Currency markets were still reeling from an overnight plunge in the Japanese yen, which fell even as safe-haven assets such as gold climbed.
The yen had been undermined by a run of weak data this week, but traders were unnerved when it blew past a support level at 110.30 per dollar, accelerating its fall and questioning its safe-haven status.
It dropped nearly 1.4% against the dollar, its sharpest fall in six months, and 2% against the Norwegian krone - its sharpest daily drop in almost three years.
“Nearness to China and dependence on China have not helped the yen as a risk-off. We have seen the yen and gold diverging for a while and this may not be the end of it,” said Shafali Sachdev, head of FX in Asia at BNP Paribas Wealth Management.
“The kind of classic correlations between U.S. yields and the yen, those have been kind of breaking down...we need to see past this virus situation to see whether the yen will regain its safe-haven status.”

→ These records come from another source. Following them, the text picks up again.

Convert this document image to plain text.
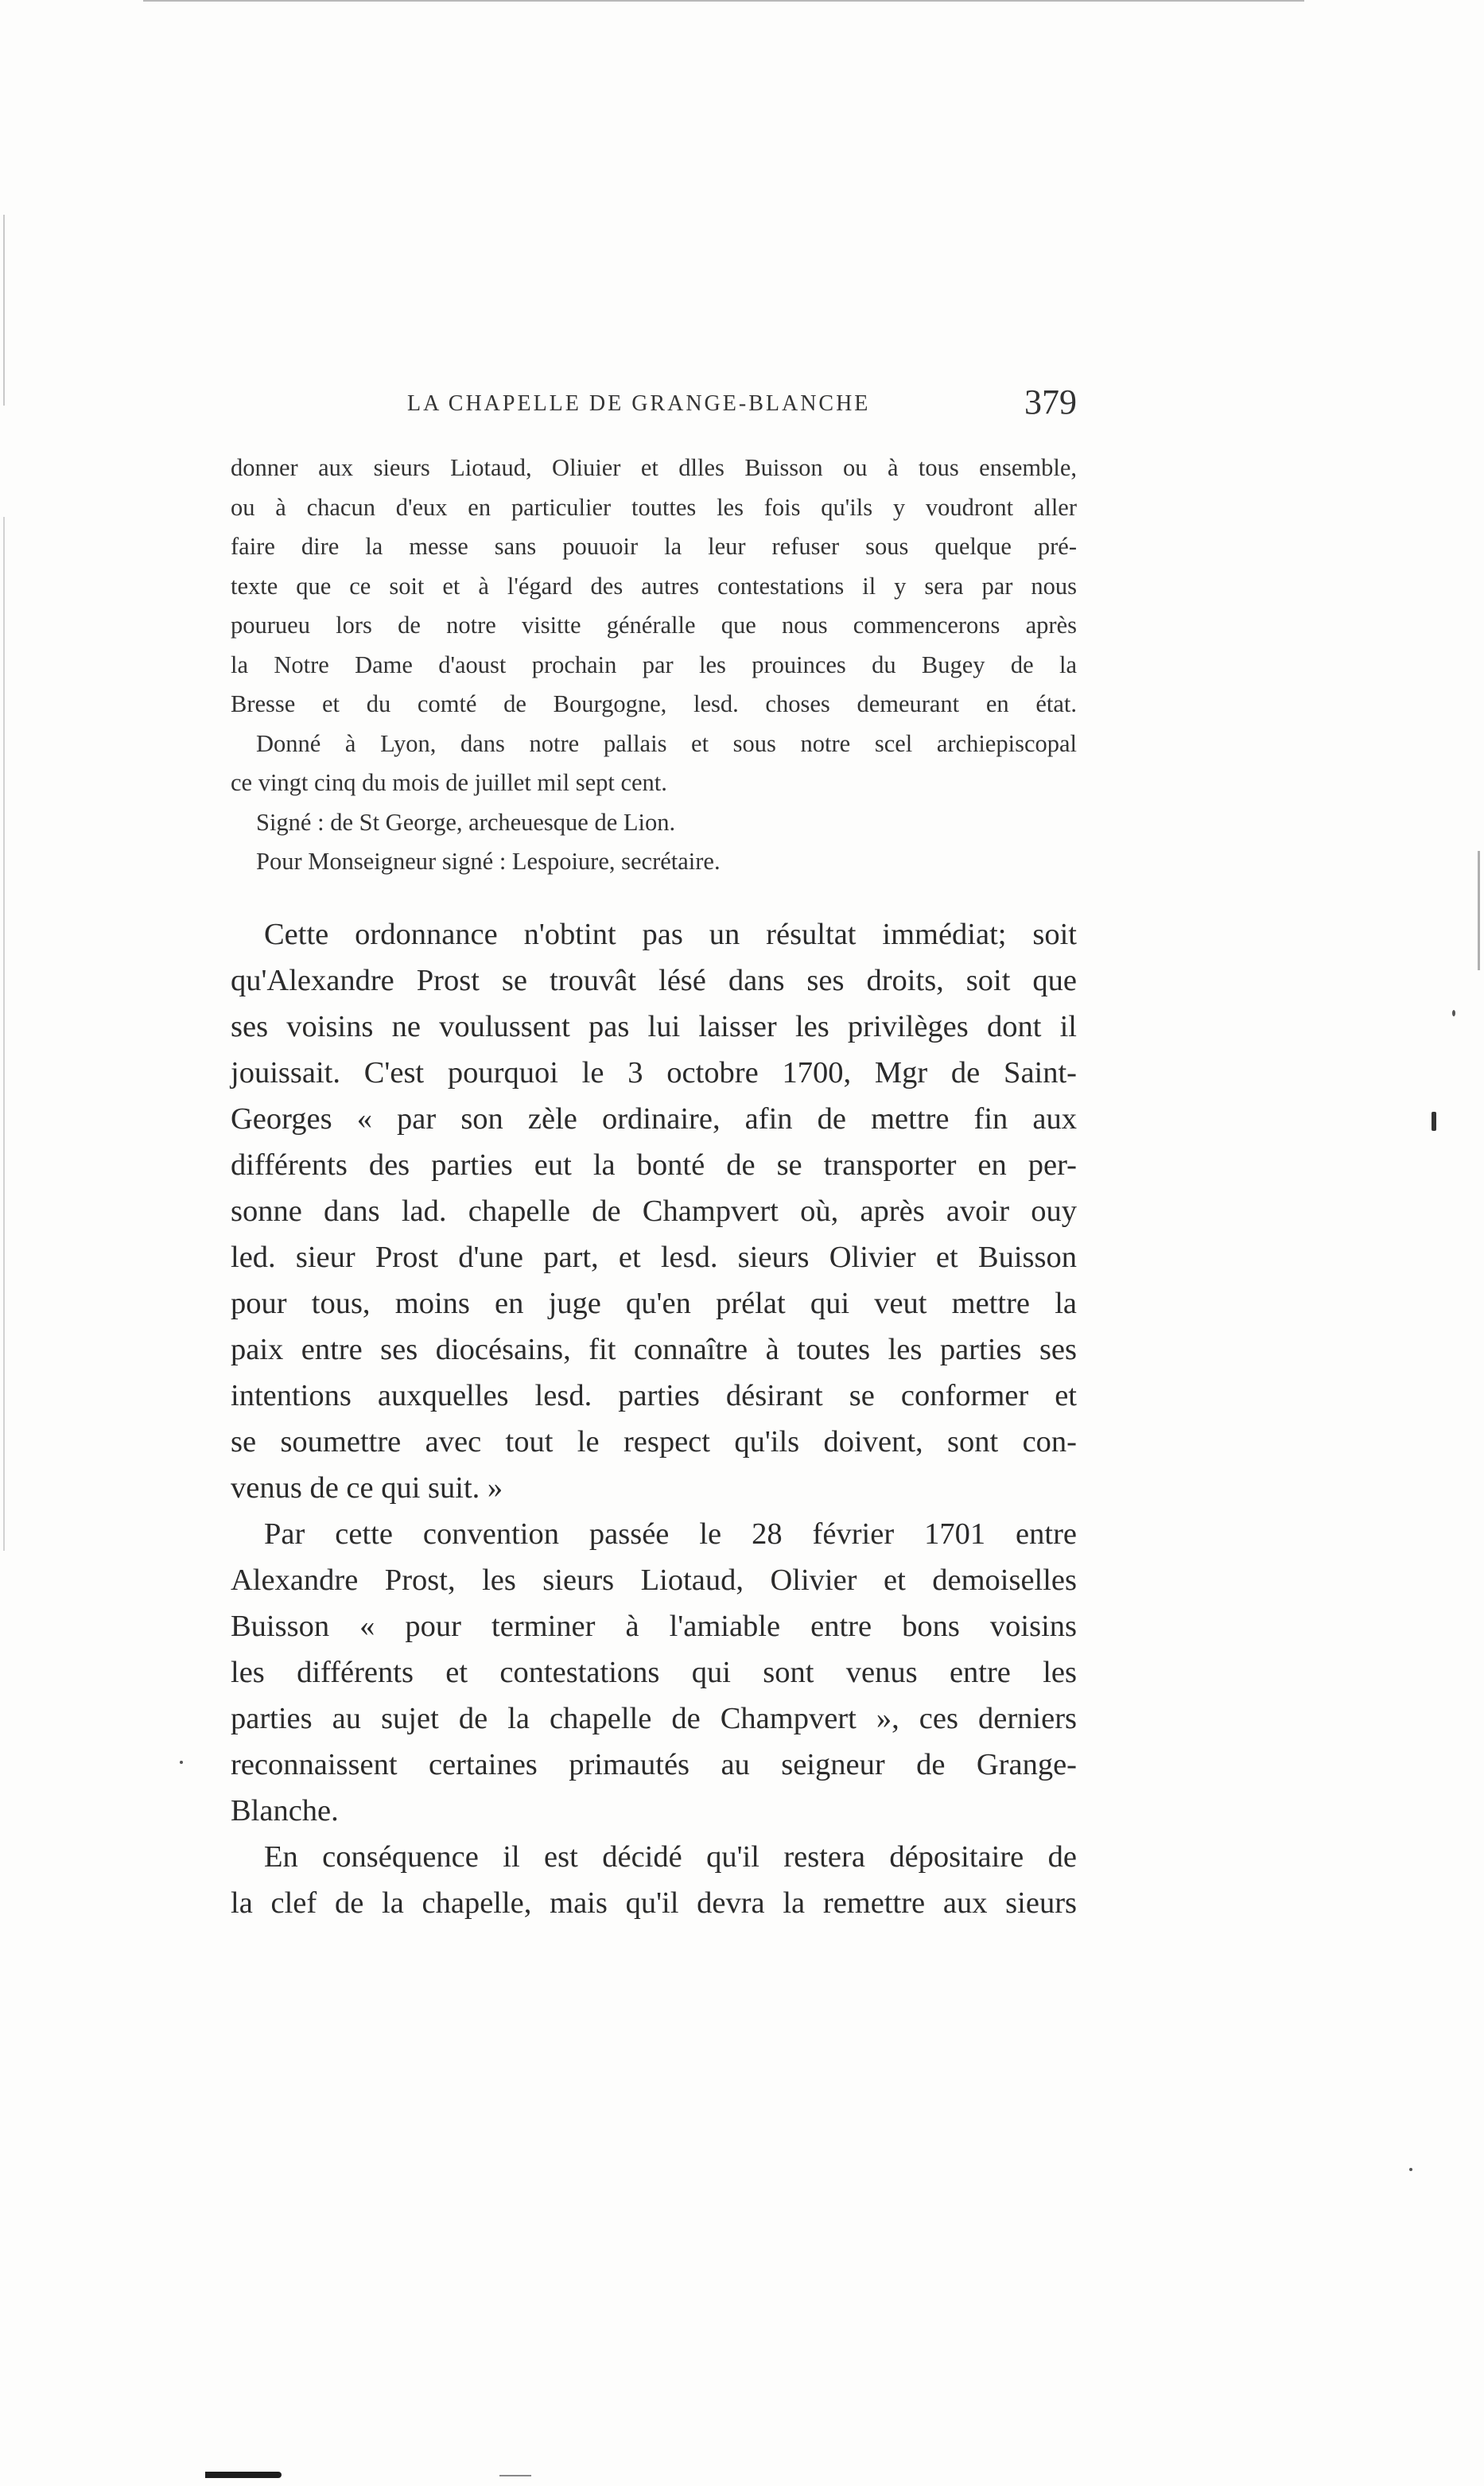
LA CHAPELLE DE GRANGE-BLANCHE	379

donner aux sieurs Liotaud, Oliuier et dlles Buisson ou à tous ensemble,

ou à chacun d'eux en particulier touttes les fois qu'ils y voudront aller

faire dire la messe sans pouuoir la leur refuser sous quelque pré-

texte que ce soit et à l'égard des autres contestations il y sera par nous

pourueu lors de notre visitte généralle que nous commencerons après

la Notre Dame d'aoust prochain par les prouinces du Bugey de la

Bresse et du comté de Bourgogne, lesd. choses demeurant en état.

Donné à Lyon, dans notre pallais et sous notre scel archiepiscopal

ce vingt cinq du mois de juillet mil sept cent.

Signé : de St George, archeuesque de Lion.

Pour Monseigneur signé : Lespoiure, secrétaire.

Cette ordonnance n'obtint pas un résultat immédiat; soit

qu'Alexandre Prost se trouvât lésé dans ses droits, soit que

ses voisins ne voulussent pas lui laisser les privilèges dont il

jouissait. C'est pourquoi le 3 octobre 1700, Mgr de Saint-

Georges « par son zèle ordinaire, afin de mettre fin aux

différents des parties eut la bonté de se transporter en per-

sonne dans lad. chapelle de Champvert où, après avoir ouy

led. sieur Prost d'une part, et lesd. sieurs Olivier et Buisson

pour tous, moins en juge qu'en prélat qui veut mettre la

paix entre ses diocésains, fit connaître à toutes les parties ses

intentions auxquelles lesd. parties désirant se conformer et

se soumettre avec tout le respect qu'ils doivent, sont con-

venus de ce qui suit. »

Par cette convention passée le 28 février 1701 entre

Alexandre Prost, les sieurs Liotaud, Olivier et demoiselles

Buisson « pour terminer à l'amiable entre bons voisins

les différents et contestations qui sont venus entre les

parties au sujet de la chapelle de Champvert », ces derniers

reconnaissent certaines primautés au seigneur de Grange-

Blanche.

En conséquence il est décidé qu'il restera dépositaire de

la clef de la chapelle, mais qu'il devra la remettre aux sieurs
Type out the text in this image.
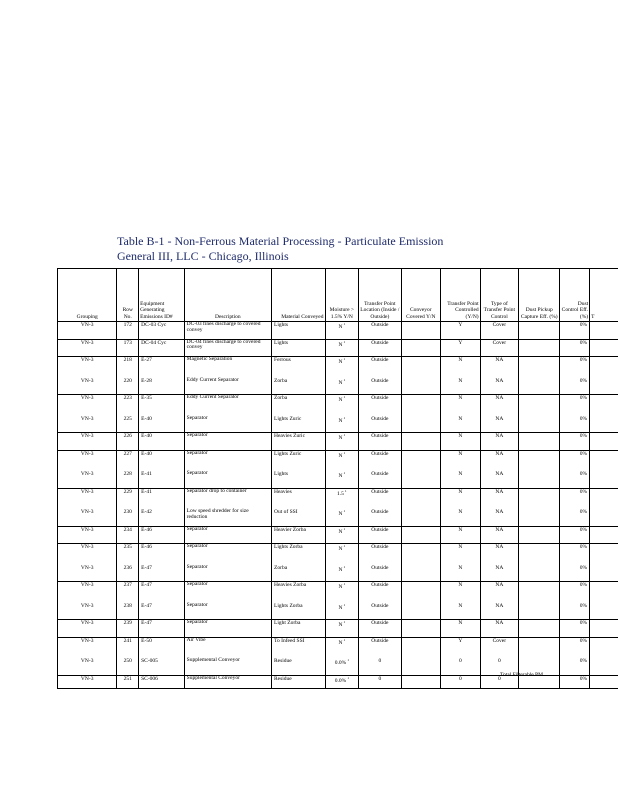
Table B-1 - Non-Ferrous Material Processing - Particulate Emission
General III, LLC - Chicago, Illinois
Grouping	Row No.	Equipment Generating Emissions ID#	Description	Material Conveyed	Moisture > 1.5% Y/N	Transfer Point Location (Inside / Outside)	Conveyor Covered Y/N	Transfer Point Controlled (Y/N)	Type of Transfer Point Control	Dust Pickup Capture Eff. (%)	Dust Control Eff. (%)	T
VN-3	172	DC-03 Cyc	DC-03 fines discharge to covered convey	Lights	$N^1$	Outside		Y	Cover		0%	
VN-3	173	DC-04 Cyc	DC-04 fines discharge to covered convey	Lights	$N^1$	Outside		Y	Cover		0%	
VN-3	218	E-27	Magnetic Separation	Ferrous	$N^1$	Outside		N	NA		0%	
VN-3	220	E-28	Eddy Current Separator	Zorba	$N^1$	Outside		N	NA		0%	
VN-3	223	E-35	Eddy Current Separator	Zorba	$N^1$	Outside		N	NA		0%	
VN-3	225	E-40	Separator	Lights Zuric	$N^1$	Outside		N	NA		0%	
VN-3	226	E-40	Separator	Heavies Zuric	$N^1$	Outside		N	NA		0%	
VN-3	227	E-40	Separator	Lights Zuric	$N^1$	Outside		N	NA		0%	
VN-3	228	E-41	Separator	Lights	$N^1$	Outside		N	NA		0%	
VN-3	229	E-41	Separator drop to container	Heavies	$1.5^1$	Outside		N	NA		0%	
VN-3	230	E-42	Low speed shredder for size reduction	Out of SSI	$N^1$	Outside		N	NA		0%	
VN-3	234	E-46	Separator	Heavier Zorba	$N^1$	Outside		N	NA		0%	
VN-3	235	E-46	Separator	Lights Zorba	$N^1$	Outside		N	NA		0%	
VN-3	236	E-47	Separator	Zorba	$N^1$	Outside		N	NA		0%	
VN-3	237	E-47	Separator	Heavies Zorba	$N^1$	Outside		N	NA		0%	
VN-3	238	E-47	Separator	Lights Zorba	$N^1$	Outside		N	NA		0%	
VN-3	239	E-47	Separator	Light Zorba	$N^1$	Outside		N	NA		0%	
VN-3	241	E-50	Air Vibe	To Infeed SSI	$N^1$	Outside		Y	Cover		0%	
VN-3	250	SC-005	Supplemental Conveyor	Residue	0.0%$^1$	0		0	0		0%	
VN-3	251	SC-006	Supplemental Conveyor	Residue	0.0%$^1$	0		0	0		0%	
Total Filterable PM
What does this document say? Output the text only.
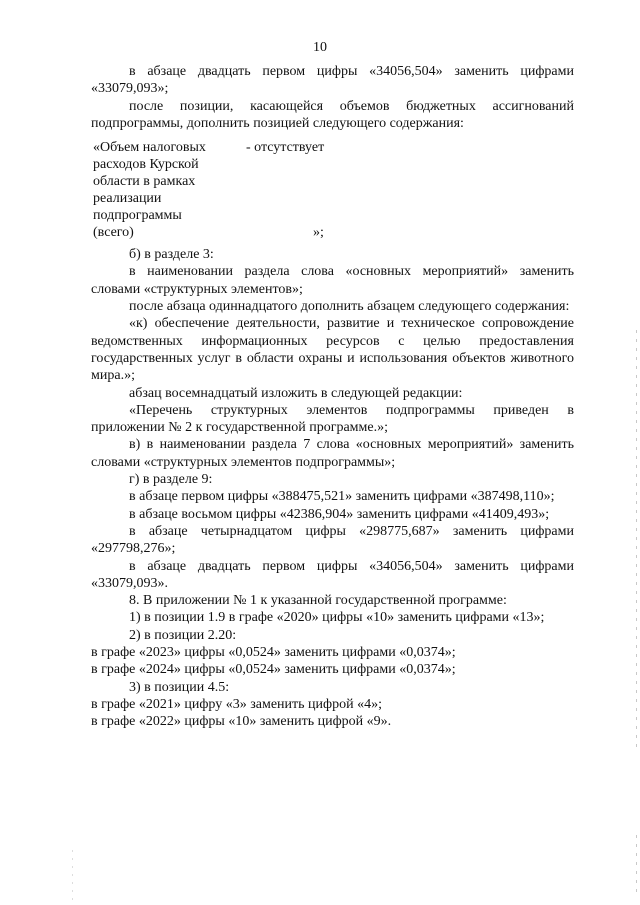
10

в абзаце двадцать первом цифры «34056,504» заменить цифрами «33079,093»;

после позиции, касающейся объемов бюджетных ассигнований подпрограммы, дополнить позицией следующего содержания:

«Объем налоговых
расходов Курской
области в рамках
реализации
подпрограммы
(всего)
- отсутствует
»;

б) в разделе 3:

в наименовании раздела слова «основных мероприятий» заменить словами «структурных элементов»;

после абзаца одиннадцатого дополнить абзацем следующего содержания:

«к) обеспечение деятельности, развитие и техническое сопровождение ведомственных информационных ресурсов с целью предоставления государственных услуг в области охраны и использования объектов животного мира.»;

абзац восемнадцатый изложить в следующей редакции:

«Перечень структурных элементов подпрограммы приведен в приложении № 2 к государственной программе.»;

в) в наименовании раздела 7 слова «основных мероприятий» заменить словами «структурных элементов подпрограммы»;

г) в разделе 9:

в абзаце первом цифры «388475,521» заменить цифрами «387498,110»;

в абзаце восьмом цифры «42386,904» заменить цифрами «41409,493»;

в абзаце четырнадцатом цифры «298775,687» заменить цифрами «297798,276»;

в абзаце двадцать первом цифры «34056,504» заменить цифрами «33079,093».

8. В приложении № 1 к указанной государственной программе:

1) в позиции 1.9 в графе «2020» цифры «10» заменить цифрами «13»;

2) в позиции 2.20:

в графе «2023» цифры «0,0524» заменить цифрами «0,0374»;

в графе «2024» цифры «0,0524» заменить цифрами «0,0374»;

3) в позиции 4.5:

в графе «2021» цифру «3» заменить цифрой «4»;

в графе «2022» цифры «10» заменить цифрой «9».
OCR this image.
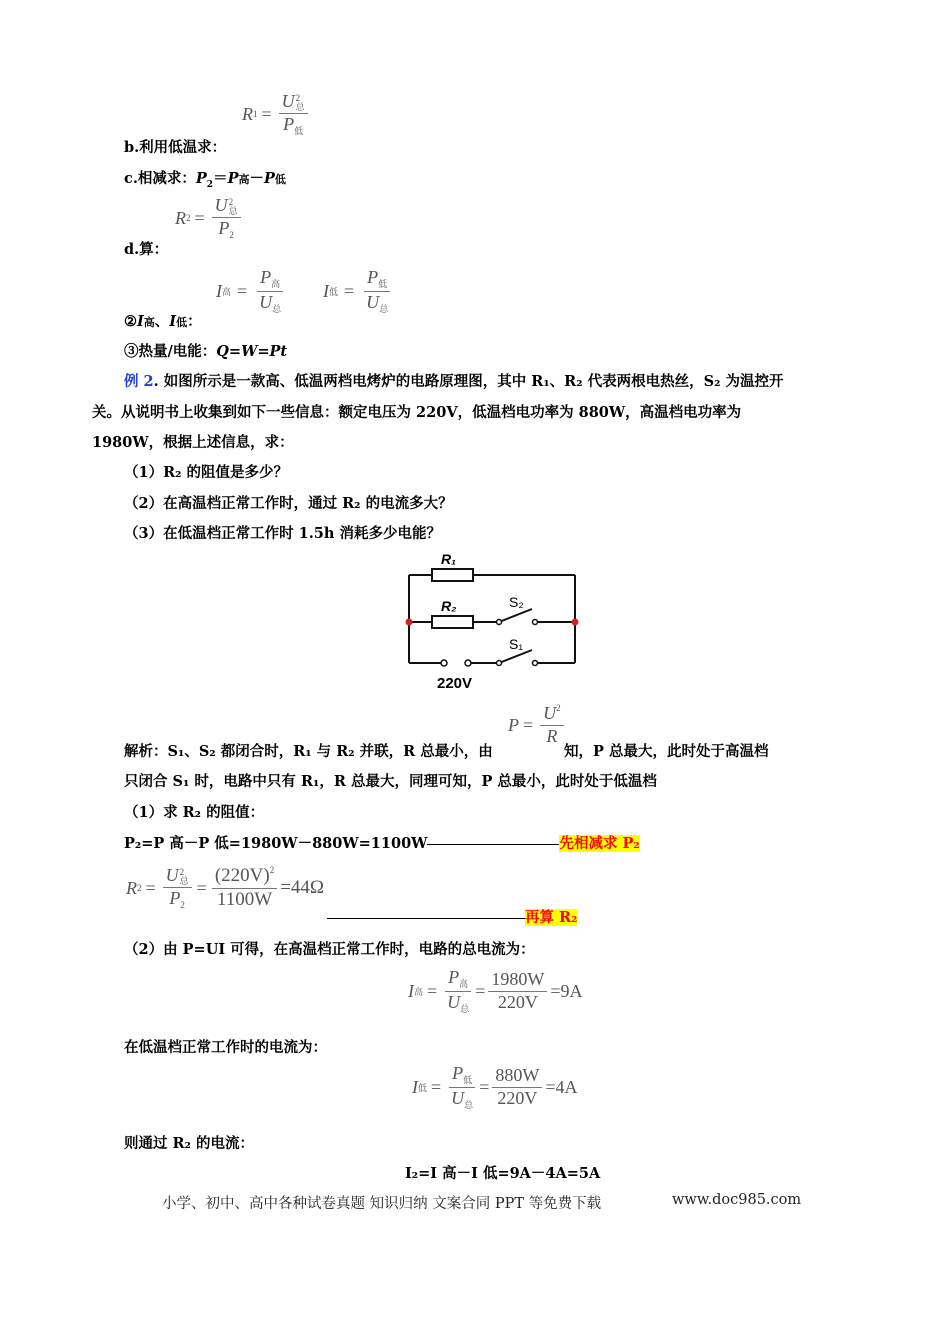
R 1 = U 2
总
$P_低$
b.利用低温求：
c.相减求：$P_2=P$高－P低
R 2 = U 2
总
$P_2$
d.算：
I 高 = $\frac{P_高}{U_总}$ I 低 = $\frac{P_低}{U_总}$
②I高、I低：
③热量/电能：Q=W=Pt
例 2. 如图所示是一款高、低温两档电烤炉的电路原理图，其中 R₁、R₂ 代表两根电热丝，S₂ 为温控开
关。从说明书上收集到如下一些信息：额定电压为 220V，低温档电功率为 880W，高温档电功率为
1980W，根据上述信息，求：
（1）R₂ 的阻值是多少？
（2）在高温档正常工作时，通过 R₂ 的电流多大？
（3）在低温档正常工作时 1.5h 消耗多少电能？
R₁
R₂	S₂
S₁
220V
$P = \frac{U^2}{R}$
解析：S₁、S₂ 都闭合时，R₁ 与 R₂ 并联，R 总最小，由	知，P 总最大，此时处于高温档
只闭合 S₁ 时，电路中只有 R₁，R 总最大，同理可知，P 总最小，此时处于低温档
（1）求 R₂ 的阻值：
P₂=P 高－P 低=1980W－880W=1100W	先相减求 P₂
R 2 = U 2
总
$P_2 = \frac{(220V)^2}{1100W} =44\Omega$
再算 R₂
（2）由 P=UI 可得，在高温档正常工作时，电路的总电流为：
I 高 = $\frac{P_高}{U_总} = \frac{1980W}{220V} =9A$
在低温档正常工作时的电流为：
I 低 = $\frac{P_低}{U_总} = \frac{880W}{220V} =4A$
则通过 R₂ 的电流：
I₂=I 高－I 低=9A－4A=5A
小学、初中、高中各种试卷真题 知识归纳 文案合同 PPT 等免费下载	www.doc985.com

The skittish mood had investors dumping regional currencies in Asia. The Singapore dollar dropped to an almost three-year low, the Korean won weakened past 1,200 to the dollar.
The Australian dollar fell 0.6% to an 11-year low of $0.6633 after a surprise rise in unemployment.
Elsewhere, oil prices added to overnight gains while gold loitered around $1,609 per ounce.
U.S. crude last sat 25 cents firmer at $53.54 per barrel and Brent added 23 cents to $59.35.